Encore un peu de patience : pour votre corps, les bouleversements de l’accouchement sont encore récents et il prend son temps pour " digérer " ce qu’il vient de vivre. Pour vous aider à accepter cette étape, quelques conseils ne sont pas superflus.
Attentive aux troubles
Même si le temps passe, l’accouchement n’est pas si loin et certains troubles sont peut-être encore présents.
Certains d’entre eux, généralement remarqués chez les jeunes mamans, peuvent en effet nuire à la relation maman/bébé.
Les plus fréquents sont l’asthénie, ou le manque de force et de vitalité physique et psychique (60%), des douleurs pendant les rapports sexuels (28%), des lombalgies (26%), des hémorroïdes (23%), des maux de tête (22%), des douleurs du périnée (21%), une constipation (20%), des troubles du sommeil (17%) et une incontinence urinaire (10%).

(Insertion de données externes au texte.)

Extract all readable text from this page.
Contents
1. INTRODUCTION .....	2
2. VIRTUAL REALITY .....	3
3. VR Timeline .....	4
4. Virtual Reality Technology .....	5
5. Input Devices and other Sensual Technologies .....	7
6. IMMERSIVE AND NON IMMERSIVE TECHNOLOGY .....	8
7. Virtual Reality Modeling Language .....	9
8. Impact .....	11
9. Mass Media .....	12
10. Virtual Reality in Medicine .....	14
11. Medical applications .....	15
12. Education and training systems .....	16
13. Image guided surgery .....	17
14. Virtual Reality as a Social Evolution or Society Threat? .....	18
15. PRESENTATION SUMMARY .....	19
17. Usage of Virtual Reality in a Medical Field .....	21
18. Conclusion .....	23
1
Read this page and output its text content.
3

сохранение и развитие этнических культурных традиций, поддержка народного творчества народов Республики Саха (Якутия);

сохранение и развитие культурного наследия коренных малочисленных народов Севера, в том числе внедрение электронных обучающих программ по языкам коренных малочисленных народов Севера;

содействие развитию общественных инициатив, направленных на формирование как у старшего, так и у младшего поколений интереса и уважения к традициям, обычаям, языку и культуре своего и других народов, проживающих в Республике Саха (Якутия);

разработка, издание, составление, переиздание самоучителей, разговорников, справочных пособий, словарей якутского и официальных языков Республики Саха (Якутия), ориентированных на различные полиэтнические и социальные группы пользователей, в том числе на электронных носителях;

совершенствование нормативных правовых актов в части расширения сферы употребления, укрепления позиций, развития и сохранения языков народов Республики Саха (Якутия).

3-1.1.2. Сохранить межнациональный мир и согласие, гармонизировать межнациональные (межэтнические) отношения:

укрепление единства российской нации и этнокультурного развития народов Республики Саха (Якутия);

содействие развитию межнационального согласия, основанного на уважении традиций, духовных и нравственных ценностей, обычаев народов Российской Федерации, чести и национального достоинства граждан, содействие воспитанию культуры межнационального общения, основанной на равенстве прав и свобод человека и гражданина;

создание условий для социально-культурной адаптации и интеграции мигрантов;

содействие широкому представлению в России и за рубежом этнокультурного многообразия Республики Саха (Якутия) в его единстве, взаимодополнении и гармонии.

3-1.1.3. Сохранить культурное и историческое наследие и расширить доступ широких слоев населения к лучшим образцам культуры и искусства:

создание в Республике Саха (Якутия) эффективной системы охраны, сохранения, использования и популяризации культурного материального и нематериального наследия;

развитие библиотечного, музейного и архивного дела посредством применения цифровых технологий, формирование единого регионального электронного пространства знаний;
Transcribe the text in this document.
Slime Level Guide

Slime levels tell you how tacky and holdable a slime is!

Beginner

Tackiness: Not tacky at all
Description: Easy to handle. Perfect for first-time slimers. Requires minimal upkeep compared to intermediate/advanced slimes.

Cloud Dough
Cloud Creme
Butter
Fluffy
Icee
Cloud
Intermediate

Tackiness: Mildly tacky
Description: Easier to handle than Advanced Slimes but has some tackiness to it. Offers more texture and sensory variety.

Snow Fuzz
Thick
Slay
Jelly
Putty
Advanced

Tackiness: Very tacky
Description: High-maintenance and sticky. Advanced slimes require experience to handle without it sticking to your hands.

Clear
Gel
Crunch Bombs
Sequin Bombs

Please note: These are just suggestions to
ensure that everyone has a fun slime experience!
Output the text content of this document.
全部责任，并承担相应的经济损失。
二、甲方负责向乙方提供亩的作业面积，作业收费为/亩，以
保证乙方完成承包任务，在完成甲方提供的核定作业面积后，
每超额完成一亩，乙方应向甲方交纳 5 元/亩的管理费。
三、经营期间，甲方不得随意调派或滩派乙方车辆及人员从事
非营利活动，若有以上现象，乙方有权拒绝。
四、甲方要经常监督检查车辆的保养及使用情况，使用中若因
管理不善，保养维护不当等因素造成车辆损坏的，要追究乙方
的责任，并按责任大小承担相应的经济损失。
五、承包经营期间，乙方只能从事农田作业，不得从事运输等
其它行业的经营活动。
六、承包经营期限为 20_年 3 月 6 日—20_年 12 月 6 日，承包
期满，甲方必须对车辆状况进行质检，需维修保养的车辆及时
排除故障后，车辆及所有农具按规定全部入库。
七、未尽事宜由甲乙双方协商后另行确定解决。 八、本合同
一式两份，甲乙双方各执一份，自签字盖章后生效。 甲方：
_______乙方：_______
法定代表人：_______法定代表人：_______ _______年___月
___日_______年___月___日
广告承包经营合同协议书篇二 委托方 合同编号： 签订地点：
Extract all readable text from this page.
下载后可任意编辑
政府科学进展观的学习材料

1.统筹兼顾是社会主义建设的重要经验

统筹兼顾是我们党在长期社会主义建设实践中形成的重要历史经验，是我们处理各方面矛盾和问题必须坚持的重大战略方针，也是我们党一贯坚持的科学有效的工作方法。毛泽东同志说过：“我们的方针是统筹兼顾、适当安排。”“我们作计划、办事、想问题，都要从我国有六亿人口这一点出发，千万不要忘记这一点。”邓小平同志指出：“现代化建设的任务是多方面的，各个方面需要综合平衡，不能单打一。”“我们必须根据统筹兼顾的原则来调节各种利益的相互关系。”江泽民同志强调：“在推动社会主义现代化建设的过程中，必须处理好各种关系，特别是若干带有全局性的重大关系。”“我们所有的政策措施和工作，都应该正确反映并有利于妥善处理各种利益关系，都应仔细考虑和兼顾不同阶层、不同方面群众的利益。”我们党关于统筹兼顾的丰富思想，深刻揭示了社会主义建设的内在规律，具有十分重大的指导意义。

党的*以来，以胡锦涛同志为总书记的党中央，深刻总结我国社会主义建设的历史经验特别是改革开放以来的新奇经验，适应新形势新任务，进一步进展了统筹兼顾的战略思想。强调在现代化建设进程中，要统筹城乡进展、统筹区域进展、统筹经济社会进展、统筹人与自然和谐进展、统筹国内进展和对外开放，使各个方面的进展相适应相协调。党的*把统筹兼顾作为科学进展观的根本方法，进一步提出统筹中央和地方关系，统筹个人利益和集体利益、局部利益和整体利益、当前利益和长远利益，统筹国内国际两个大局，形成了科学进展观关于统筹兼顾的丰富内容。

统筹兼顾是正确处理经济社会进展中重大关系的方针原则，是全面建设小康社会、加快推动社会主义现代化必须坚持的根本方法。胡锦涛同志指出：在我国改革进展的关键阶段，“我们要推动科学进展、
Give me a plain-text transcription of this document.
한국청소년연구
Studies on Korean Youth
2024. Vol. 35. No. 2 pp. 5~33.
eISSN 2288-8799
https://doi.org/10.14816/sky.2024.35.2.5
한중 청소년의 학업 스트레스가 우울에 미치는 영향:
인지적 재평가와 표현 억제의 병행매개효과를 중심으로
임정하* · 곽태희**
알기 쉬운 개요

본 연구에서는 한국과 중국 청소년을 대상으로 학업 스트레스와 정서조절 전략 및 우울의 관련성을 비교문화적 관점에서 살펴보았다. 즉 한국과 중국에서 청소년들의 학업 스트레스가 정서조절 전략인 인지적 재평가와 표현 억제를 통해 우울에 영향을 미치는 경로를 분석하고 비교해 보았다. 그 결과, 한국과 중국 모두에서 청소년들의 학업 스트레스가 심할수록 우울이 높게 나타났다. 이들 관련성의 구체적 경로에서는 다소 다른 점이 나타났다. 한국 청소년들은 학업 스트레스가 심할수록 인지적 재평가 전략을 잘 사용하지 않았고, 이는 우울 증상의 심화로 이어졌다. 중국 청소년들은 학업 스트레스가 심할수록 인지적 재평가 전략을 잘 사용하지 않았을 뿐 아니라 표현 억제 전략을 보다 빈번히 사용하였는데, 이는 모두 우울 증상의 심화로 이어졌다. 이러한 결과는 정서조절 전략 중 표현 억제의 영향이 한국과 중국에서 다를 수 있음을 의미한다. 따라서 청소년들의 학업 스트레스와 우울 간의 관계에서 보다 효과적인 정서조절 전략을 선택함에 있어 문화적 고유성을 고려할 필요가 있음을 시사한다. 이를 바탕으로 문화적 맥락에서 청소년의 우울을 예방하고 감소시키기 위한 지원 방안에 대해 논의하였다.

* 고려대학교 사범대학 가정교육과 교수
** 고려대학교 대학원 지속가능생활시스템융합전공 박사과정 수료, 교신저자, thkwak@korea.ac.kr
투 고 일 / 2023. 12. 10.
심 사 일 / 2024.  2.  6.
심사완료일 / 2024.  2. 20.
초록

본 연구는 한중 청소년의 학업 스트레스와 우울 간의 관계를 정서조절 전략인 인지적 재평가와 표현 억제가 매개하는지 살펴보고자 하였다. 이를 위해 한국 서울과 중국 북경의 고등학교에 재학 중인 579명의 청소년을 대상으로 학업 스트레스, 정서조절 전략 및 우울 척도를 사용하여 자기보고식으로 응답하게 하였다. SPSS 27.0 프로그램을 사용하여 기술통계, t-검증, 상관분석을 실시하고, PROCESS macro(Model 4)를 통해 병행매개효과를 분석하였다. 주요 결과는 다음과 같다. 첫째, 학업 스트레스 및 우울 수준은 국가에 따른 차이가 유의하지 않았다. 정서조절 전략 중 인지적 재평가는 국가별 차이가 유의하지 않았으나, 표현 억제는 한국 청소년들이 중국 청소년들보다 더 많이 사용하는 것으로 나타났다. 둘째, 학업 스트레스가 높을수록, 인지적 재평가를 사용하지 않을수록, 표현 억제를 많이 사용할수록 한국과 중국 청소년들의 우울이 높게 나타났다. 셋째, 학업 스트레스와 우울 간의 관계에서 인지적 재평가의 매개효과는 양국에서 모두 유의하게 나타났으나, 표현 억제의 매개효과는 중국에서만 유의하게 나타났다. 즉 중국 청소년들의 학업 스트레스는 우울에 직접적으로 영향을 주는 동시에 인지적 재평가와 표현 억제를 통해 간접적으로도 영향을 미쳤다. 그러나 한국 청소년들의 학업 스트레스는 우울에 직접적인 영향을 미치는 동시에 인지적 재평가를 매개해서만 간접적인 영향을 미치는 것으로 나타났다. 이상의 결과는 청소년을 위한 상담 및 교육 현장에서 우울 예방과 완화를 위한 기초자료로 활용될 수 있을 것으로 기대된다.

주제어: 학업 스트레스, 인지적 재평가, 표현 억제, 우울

A cela s’ajoutent, en cas d’allaitement, des crevasses (20%) et un engorgement (13%).
Très fréquents pendant les deux mois qui suivent l’accouchement (85% des femmes), ils diminuent ensuite lentement, mais près de 70% des femmes s’en plaignent encore un an plus tard.
Ce qu’il faut retenir, c’est que ces symptômes doivent être signalés et pris en charge. Toute douleur doit être traitée afin qu’elle n’entrave pas la relation avec bébé et ne gâche pas cette période de découverte et d’émotion intenses.
Les troubles psychologiques sont également fréquents durant cette phase de grande vulnérabilité. Dans les trois à six mois qui suivent l’accouchement, 20% des femmes présentent des troubles de l’humeur et une tendance dépressive. Là encore, le dépistage et la prise en charge sont essentiels, tant pour la mère que pour l’enfant.
Séances de remodelage
Pour aider votre corps à récupérer, pensez-y chaque jour et agissez chaque fois que c’est possible.
Soignez votre posture : ne rentrez pas les genoux, tenez-vous droite, ne projetez pas les hanches en avant.
Certaines zones prendront plus de temps à retrouver leur place. Votre tube digetif a besoin de plusieurs mois pour retrouver son état normal. Prenez en conscience et acceptez que votre silhouette n’évolue pas proportionnellement aux efforts que vous faites !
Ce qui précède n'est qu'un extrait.